Nearly every piece in my house was at one time considered junk. Everything has been repurposed, upcycled or DIY’ed. Do I consider my style “shabby chic?” Or “country rustic?” Absolutely not. But I find beauty in these rusty, old, painted, one-of-a-kind treasures. I guess I’ll call my style something along the lines of “modern farmhouse meets eclectic crap.” As in, I have a stained glass rooster in my kitchen and I kind of love it.
Some of your comments have inspired me to start a new series. I want to show you how inexpensive it can be to have that Restoration Hardware look with just a little bit of elbow grease. I want to give you the tips you may need to re-do your own furniture and create your own decor. I want to show you a few of our favorite junkin’ stores in central Indiana, and maybe a few places we’ve dreamed of visiting.
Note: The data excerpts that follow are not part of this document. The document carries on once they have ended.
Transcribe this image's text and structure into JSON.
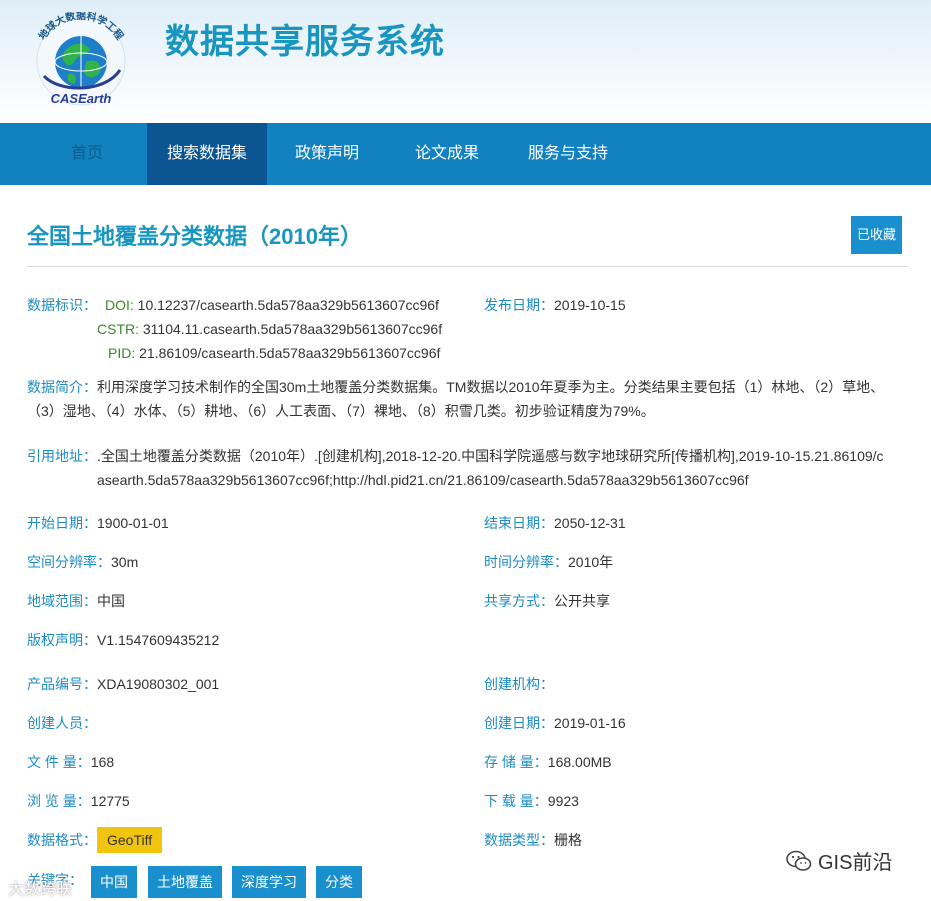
{
  "header": {
    "logo_arc_text": "地球大数据科学工程",
    "logo_text": "CASEarth",
    "site_title": "数据共享服务系统"
  },
  "nav": {
    "items": [
      {
        "label": "首页"
      },
      {
        "label": "搜索数据集"
      },
      {
        "label": "政策声明"
      },
      {
        "label": "论文成果"
      },
      {
        "label": "服务与支持"
      }
    ],
    "active": "搜索数据集"
  },
  "dataset": {
    "title": "全国土地覆盖分类数据（2010年）",
    "favorite_label": "已收藏",
    "id_label": "数据标识：",
    "doi_label": "DOI:",
    "doi": "10.12237/casearth.5da578aa329b5613607cc96f",
    "cstr_label": "CSTR:",
    "cstr": "31104.11.casearth.5da578aa329b5613607cc96f",
    "pid_label": "PID:",
    "pid": "21.86109/casearth.5da578aa329b5613607cc96f",
    "publish_label": "发布日期：",
    "publish_date": "2019-10-15",
    "summary_label": "数据简介：",
    "summary": "利用深度学习技术制作的全国30m土地覆盖分类数据集。TM数据以2010年夏季为主。分类结果主要包括（1）林地、（2）草地、（3）湿地、（4）水体、（5）耕地、（6）人工表面、（7）裸地、（8）积雪几类。初步验证精度为79%。",
    "cite_label": "引用地址：",
    "cite": ".全国土地覆盖分类数据（2010年）.[创建机构],2018-12-20.中国科学院遥感与数字地球研究所[传播机构],2019-10-15.21.86109/casearth.5da578aa329b5613607cc96f;http://hdl.pid21.cn/21.86109/casearth.5da578aa329b5613607cc96f",
    "start_label": "开始日期：",
    "start": "1900-01-01",
    "end_label": "结束日期：",
    "end": "2050-12-31",
    "spatial_label": "空间分辨率：",
    "spatial": "30m",
    "temporal_label": "时间分辨率：",
    "temporal": "2010年",
    "region_label": "地域范围：",
    "region": "中国",
    "share_label": "共享方式：",
    "share": "公开共享",
    "copyright_label": "版权声明：",
    "copyright": "V1.1547609435212",
    "product_label": "产品编号：",
    "product": "XDA19080302_001",
    "org_label": "创建机构：",
    "org": "",
    "creator_label": "创建人员：",
    "creator": "",
    "created_label": "创建日期：",
    "created": "2019-01-16",
    "filecount_label": "文 件 量：",
    "filecount": "168",
    "storage_label": "存 储 量：",
    "storage": "168.00MB",
    "views_label": "浏 览 量：",
    "views": "12775",
    "downloads_label": "下 载 量：",
    "downloads": "9923",
    "format_label": "数据格式：",
    "format": "GeoTiff",
    "datatype_label": "数据类型：",
    "datatype": "栅格",
    "keywords_label": "关键字：",
    "keywords": [
      "中国",
      "土地覆盖",
      "深度学习",
      "分类"
    ]
  },
  "overlay": {
    "watermark": "GIS前沿",
    "corner_text": "大数跨联"
  },
  "colors": {
    "accent": "#1996bf",
    "nav_bg": "#1281bf",
    "nav_active": "#0a5592",
    "label": "#1e8cc2",
    "tag": "#1a8fce",
    "format_tag": "#f1c40f"
  }
}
So, without further adieu, welcome to All About That JUNK. Coming at you now, and every Wednesday for the foreseeable future. 😉
My husband and I graduated college in ’09/’10, and decided we needed a decent bed. We had diplomas, therefore we deserved a headboard. Problem was, we were still too poor for a bedroom suite. Womp, womp.
For whatever reason, around that time my grandfather was replacing a few doors in his home – a house that was a large part of my childhood. These original doors from 1949 were solid wood, in excellent unpainted condition, and were the perfect candidates for a king-sized bed frame.
Obviously our doors needed some engineering to become a proper headboard and foot board. With the help of four 4x4s and some illegal work in the University of Indianapolis wood shop, we (read: my husband) had built ourselves a sturdy frame.
As you can see, once we had our frame prepped, we needed to fill the glass panes with something a little…softer. I managed to find a bolt of textured faux leather (on sale!) at Joann Fabric to match our paint color. We wrapped the fabric around some quilt batting and a plywood board, and stapled it into place. Then, we simply attached the covered plywood to the back side of our doors. If someday we want to change out the fabric, we can easily do so by just removing the panels.
I wanted to keep the “door” characteristic in this piece, so we kept the original brass keyhole in the foot board. It may just be my favorite part of the whole bed.
So, a lot of sanding and a little paint later, and we have a custom-made bed that is sturdy enough to survive two apartments and two houses.
The best part about this project? We saved ourselves a TON of cash. Our bed cost approximately $100.
Or… you can buy the same thing online. For 100x the price.
Granted we did have access to power tools to make our lives easier, but there was nothing too incredibly difficult about this design. I can’t even imagine paying the above price PLUS SHIPPING for the exact same thing.
Cottens – 1, Etsy – 0.
So, what do you think? What kinds of pieces or tips do you want to see? Are you excited for the next crazy edition of All About That JUNK!?